If you follow professional sport, you’re likely all too familiar with the role injuries play in the game. However players can sometimes suffer due to incidents that happened elsewhere.
That last sentence is especially hard to digest for fans of the NBA’s Atlanta Hawks, who lost their starting shooting guard, Thabo Sefolosha. Sefolosha fractured his leg in a struggle with police outside a New York nighclub on April 8. Sefolosha, a black man of Swiss and South African descent, was arrested on that night, charged with misdemeanor, obstructing government administration, disorderly conduct, and resisting arrest.

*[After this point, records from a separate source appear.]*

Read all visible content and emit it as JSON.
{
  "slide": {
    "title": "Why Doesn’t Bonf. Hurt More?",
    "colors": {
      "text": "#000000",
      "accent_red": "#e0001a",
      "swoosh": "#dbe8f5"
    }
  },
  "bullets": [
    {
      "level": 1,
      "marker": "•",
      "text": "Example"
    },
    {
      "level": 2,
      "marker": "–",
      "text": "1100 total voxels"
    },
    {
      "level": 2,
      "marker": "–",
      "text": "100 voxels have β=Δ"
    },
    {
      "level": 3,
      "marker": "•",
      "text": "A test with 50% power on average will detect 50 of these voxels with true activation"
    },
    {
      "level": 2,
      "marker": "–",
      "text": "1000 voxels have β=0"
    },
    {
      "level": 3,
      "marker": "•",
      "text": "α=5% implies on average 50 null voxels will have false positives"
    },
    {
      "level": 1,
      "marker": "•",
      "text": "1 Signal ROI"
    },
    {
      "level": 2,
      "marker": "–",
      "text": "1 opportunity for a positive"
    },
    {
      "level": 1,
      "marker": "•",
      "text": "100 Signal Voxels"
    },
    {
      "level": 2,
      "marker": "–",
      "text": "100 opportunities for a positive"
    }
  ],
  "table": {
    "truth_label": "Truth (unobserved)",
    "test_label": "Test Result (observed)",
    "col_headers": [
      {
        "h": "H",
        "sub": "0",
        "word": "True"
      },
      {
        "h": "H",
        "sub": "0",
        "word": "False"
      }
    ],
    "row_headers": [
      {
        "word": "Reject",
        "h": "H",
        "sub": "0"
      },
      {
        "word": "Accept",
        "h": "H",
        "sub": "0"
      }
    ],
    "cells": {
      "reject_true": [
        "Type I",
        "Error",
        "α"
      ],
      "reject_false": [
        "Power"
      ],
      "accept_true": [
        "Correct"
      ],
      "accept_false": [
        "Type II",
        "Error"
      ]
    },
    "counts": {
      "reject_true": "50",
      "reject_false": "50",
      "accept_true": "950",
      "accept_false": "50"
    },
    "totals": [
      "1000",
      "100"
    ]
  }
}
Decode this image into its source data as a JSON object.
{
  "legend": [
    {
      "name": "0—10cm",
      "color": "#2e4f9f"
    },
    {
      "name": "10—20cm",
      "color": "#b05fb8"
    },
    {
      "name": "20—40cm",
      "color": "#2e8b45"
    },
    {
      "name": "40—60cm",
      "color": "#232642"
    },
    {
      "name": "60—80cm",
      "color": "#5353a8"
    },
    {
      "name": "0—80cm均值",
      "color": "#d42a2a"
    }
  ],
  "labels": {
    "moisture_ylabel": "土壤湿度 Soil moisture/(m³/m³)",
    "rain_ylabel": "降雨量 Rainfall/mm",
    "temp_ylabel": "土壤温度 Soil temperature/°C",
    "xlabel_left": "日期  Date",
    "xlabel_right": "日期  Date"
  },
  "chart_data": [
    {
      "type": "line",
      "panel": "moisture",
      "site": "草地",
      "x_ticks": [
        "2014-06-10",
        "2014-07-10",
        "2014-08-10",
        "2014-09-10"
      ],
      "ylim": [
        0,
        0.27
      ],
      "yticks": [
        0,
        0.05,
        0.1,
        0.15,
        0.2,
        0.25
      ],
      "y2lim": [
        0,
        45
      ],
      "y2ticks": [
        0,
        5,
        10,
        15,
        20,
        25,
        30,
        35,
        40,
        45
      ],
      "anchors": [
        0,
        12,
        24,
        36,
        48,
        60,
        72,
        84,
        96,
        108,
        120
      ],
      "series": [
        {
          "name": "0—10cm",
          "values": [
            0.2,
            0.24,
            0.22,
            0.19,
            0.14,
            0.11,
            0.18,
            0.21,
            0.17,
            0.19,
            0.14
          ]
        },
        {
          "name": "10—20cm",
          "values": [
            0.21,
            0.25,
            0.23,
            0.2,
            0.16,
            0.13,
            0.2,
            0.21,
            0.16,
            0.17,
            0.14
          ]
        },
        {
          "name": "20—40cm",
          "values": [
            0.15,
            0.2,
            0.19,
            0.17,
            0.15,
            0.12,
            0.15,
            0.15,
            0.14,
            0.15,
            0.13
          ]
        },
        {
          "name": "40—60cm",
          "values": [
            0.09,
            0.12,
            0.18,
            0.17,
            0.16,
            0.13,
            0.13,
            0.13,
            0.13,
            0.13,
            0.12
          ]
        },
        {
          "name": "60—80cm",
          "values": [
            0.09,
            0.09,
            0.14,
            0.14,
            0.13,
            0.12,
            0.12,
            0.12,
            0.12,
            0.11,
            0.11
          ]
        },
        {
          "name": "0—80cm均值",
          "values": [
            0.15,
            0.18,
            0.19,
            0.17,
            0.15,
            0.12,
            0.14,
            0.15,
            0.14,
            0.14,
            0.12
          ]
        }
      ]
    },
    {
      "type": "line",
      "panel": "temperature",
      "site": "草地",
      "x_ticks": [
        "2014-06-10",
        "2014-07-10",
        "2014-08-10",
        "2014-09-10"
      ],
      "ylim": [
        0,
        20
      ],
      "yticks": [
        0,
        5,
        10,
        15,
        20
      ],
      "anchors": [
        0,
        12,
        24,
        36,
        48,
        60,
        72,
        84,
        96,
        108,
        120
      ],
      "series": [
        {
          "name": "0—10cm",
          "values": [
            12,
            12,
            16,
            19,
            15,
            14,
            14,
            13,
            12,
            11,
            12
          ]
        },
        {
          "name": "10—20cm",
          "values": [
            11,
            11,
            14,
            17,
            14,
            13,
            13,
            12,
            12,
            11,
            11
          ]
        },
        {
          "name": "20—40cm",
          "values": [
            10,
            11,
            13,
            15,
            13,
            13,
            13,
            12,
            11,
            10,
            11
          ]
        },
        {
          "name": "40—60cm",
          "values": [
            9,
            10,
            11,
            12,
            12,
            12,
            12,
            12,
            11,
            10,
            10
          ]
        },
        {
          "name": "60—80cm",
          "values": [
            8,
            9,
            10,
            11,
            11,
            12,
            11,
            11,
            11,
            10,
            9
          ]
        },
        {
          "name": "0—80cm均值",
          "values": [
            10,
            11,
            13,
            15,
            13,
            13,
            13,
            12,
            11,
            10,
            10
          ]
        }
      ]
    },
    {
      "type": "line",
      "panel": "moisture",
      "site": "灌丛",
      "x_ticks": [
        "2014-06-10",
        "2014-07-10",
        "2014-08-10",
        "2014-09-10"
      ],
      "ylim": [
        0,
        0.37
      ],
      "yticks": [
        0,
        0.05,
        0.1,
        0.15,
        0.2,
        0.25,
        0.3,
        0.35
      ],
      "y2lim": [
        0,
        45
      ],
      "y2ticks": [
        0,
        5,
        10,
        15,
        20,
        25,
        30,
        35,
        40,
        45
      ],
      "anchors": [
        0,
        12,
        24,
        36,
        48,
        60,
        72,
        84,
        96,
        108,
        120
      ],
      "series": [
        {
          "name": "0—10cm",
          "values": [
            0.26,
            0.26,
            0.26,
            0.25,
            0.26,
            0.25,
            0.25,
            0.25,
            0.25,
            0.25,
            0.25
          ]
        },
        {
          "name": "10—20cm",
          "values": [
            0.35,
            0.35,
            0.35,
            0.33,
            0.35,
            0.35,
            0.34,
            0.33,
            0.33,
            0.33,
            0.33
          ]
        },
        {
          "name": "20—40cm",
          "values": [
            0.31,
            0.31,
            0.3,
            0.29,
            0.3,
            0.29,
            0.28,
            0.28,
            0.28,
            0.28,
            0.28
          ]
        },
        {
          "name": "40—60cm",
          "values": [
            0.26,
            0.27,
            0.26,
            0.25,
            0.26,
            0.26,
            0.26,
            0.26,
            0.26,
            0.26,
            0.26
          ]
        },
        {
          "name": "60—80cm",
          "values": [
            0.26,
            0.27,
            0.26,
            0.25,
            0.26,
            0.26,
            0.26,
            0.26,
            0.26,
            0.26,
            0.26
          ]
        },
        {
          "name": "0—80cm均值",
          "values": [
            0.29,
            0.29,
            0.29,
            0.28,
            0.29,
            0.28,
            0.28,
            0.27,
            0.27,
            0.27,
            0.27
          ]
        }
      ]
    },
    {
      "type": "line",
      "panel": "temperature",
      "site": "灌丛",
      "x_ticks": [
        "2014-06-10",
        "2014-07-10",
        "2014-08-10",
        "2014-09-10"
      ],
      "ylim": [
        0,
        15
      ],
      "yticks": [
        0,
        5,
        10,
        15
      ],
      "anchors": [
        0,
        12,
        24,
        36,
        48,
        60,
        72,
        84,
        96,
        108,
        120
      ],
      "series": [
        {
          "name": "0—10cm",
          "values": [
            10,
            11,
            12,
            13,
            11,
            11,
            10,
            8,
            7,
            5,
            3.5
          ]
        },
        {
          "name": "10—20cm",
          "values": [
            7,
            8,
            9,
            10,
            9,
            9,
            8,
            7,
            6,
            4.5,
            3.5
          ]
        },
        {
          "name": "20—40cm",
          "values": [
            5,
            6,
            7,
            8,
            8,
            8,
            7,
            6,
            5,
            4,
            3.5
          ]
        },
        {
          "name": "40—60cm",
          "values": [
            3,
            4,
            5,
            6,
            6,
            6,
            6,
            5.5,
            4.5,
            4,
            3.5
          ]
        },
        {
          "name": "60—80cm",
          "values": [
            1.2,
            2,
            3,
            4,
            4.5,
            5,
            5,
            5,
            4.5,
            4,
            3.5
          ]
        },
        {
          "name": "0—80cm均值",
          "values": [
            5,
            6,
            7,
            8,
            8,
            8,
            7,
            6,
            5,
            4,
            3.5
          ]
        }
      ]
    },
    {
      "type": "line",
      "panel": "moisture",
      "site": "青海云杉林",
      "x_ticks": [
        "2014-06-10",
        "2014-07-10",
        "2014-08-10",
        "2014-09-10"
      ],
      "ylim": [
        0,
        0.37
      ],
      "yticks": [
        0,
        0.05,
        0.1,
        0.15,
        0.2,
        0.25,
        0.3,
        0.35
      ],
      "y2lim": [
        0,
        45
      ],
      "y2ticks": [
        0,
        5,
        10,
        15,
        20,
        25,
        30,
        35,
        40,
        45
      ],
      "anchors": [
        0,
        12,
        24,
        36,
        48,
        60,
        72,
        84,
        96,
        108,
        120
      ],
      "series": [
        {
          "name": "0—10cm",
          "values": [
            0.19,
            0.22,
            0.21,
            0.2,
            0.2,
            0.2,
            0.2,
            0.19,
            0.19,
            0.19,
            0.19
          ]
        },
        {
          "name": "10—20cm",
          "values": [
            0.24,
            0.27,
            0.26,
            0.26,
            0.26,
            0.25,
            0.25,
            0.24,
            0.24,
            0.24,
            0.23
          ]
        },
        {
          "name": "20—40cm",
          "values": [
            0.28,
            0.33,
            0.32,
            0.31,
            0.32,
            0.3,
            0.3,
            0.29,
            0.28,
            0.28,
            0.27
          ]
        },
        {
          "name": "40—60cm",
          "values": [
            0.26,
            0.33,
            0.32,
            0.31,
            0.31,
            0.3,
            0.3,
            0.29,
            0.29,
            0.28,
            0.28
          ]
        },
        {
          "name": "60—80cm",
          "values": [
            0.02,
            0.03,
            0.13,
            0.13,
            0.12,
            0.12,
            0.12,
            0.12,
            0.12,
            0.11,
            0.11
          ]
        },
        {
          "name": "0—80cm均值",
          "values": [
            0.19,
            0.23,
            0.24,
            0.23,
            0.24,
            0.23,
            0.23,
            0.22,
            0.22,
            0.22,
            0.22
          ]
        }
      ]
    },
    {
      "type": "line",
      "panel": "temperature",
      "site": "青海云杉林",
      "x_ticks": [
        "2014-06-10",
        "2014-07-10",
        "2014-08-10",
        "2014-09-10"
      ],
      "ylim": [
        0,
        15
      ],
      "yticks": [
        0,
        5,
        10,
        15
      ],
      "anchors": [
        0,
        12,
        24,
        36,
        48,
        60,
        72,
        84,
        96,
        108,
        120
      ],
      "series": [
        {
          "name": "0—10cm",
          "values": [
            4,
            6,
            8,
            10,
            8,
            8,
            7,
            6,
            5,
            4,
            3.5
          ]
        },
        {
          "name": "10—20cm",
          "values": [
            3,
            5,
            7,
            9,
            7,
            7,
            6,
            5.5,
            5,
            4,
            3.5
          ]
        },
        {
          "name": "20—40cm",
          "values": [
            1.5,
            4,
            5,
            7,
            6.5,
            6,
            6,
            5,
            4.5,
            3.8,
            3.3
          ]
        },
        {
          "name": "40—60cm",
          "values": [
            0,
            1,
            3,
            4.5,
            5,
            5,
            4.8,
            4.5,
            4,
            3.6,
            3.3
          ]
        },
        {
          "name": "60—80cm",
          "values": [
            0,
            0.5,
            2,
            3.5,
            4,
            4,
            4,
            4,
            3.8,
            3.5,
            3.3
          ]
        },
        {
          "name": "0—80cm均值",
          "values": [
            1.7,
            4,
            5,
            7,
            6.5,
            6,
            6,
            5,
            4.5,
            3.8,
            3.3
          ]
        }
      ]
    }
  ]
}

In short, Sefolosha was accused of disobeying an officer’s orders to leave a crime scene in the wake of a stabbing incident involving fellow NBA player Chris Copeland. His teammate, Pero Antic, was also arrested on that night although charges were dropped against him. News site TMZ was able to obtain two separate videos of parts of the incident, seen below. Sefolosha is the man in the black hoodie, surrounded by five or six officers. Antic is the bearded man in grey, already on the ground. At this point, Thabo has already been arrested, there’s no clear video evidence of what he did that resulted in him getting the handcuffs thrown on him.
Although he was found not guilty of the charges, Sefolosha was forced to watch from the sidelines as his Atlanta Hawks team, who earned the #1 seed in the conference, sputtered out of the NBA playoffs, swept by LeBron James and the Cleveland Cavaliers in the Eastern Conference Finals. It’s impossible to know how Atlanta would’ve fared if Sefolosha was able to be in the starting lineup as he had been all season. These sorts of “what ifs” as they relate to injuries are commonplace among fans. It’s a harder pill to swallow when the reason for an injury is due to excessive force by the New York Police Department. For the numerous black fans of the NBA, it hits a little harder, a reminder of the racial targeting by police that’s become an all-too-frequent part of the news cycle in 2015.
Most people in situations similar to Thabo’s will take plea bargains, as opposed to paying for a lawyer and fighting the case.With the salary of an NBA player, he was able to afford to bring this case to trial instead of accepting a plea bargain; which would have meant he would complete one day of community service, be on six months of probation and had the charges dismissed. This is not him fighting against the NYPD, although that remains a possibility for the future.
His trial was for the charges that came with to his arrest outside the nightclub. His attorney has been quoted as saying that Thabo is going to trial on principle, but there has been speculation that he’s done so because a not guilty verdict will be a much better outcome than taking a plea bargain if he chooses to file a civil suit against the city of New York for the incident. If one looks at the following accounts of the trial, it’s not terribly surprising that Sefolosha was able to obtain a not guilty verdict.
The basis of the prosecution (the city of New York)’s case against Sefolosha is that Thabo ‘refused to clear the scene after being told upwards of 6 times,’ ‘lunged at an officer who was trying to clear‘, and ‘resisted arrest’.
The prosecution called forward six witnesses, all police officers. When questioned by the defense, the officers admitted that the incident ‘started 50 feet west of the stabbing’. One officer described the lunge as ‘A charge. An aggressive motion, a run’. The defence’s argument was that Sefolosha was attempting to give money to a homeless man. Both parties, Sefolosha and the homeless man, testified that this was the case. Upon the presentation of the TMZ video to this officer, he concedes that Sefolosha ‘was getting in his car to leave’ and that he ‘saw a man standing, Sefolosha got out and interacted with him.’ The officer agreed with the defence’s statement that Thabo is approaching with ‘what appears to be consistent with money’ in his hand. The TMZ video appears to corroborate this story, a woman can be heard saying ‘he was just trying to give him money’.
The police officer’s reaction to a 6″7 black man making a sudden movement when surrounded by cops was to arrest him forcefully, and for one officer to swing his police baton at him. But why was Sefolosha surrounded by cops in the first place? There was a group of individuals at a pizza restaurant closer to the crime scene than he was, they were neither instructed to leave nor arrested. One of the testifying officer’s reasoning behind this is that ‘they might have been undercover [policemen]’. If the officer is willing to make the assumption that people at a pizza restaurant might be undercover police, it’s no real stretch of the imagination that he would assume a large black man was dangerous, and a threat.
In this case, it seems like the New York Police Department got unlucky in making that assumption towards a public figure with enough money to fight the case, and enough of a public profile to make news headlines across the United States. Again, Thabo was a starting player in the best NBA team in the Eastern Conference last year, and this incident happened as the playoffs were quickly approaching. The media should have been covering this – the ‘debate shows’ that are ever popular in American sports media should have been discussing this on a daily basis. Should, unfortunately, is the key word here.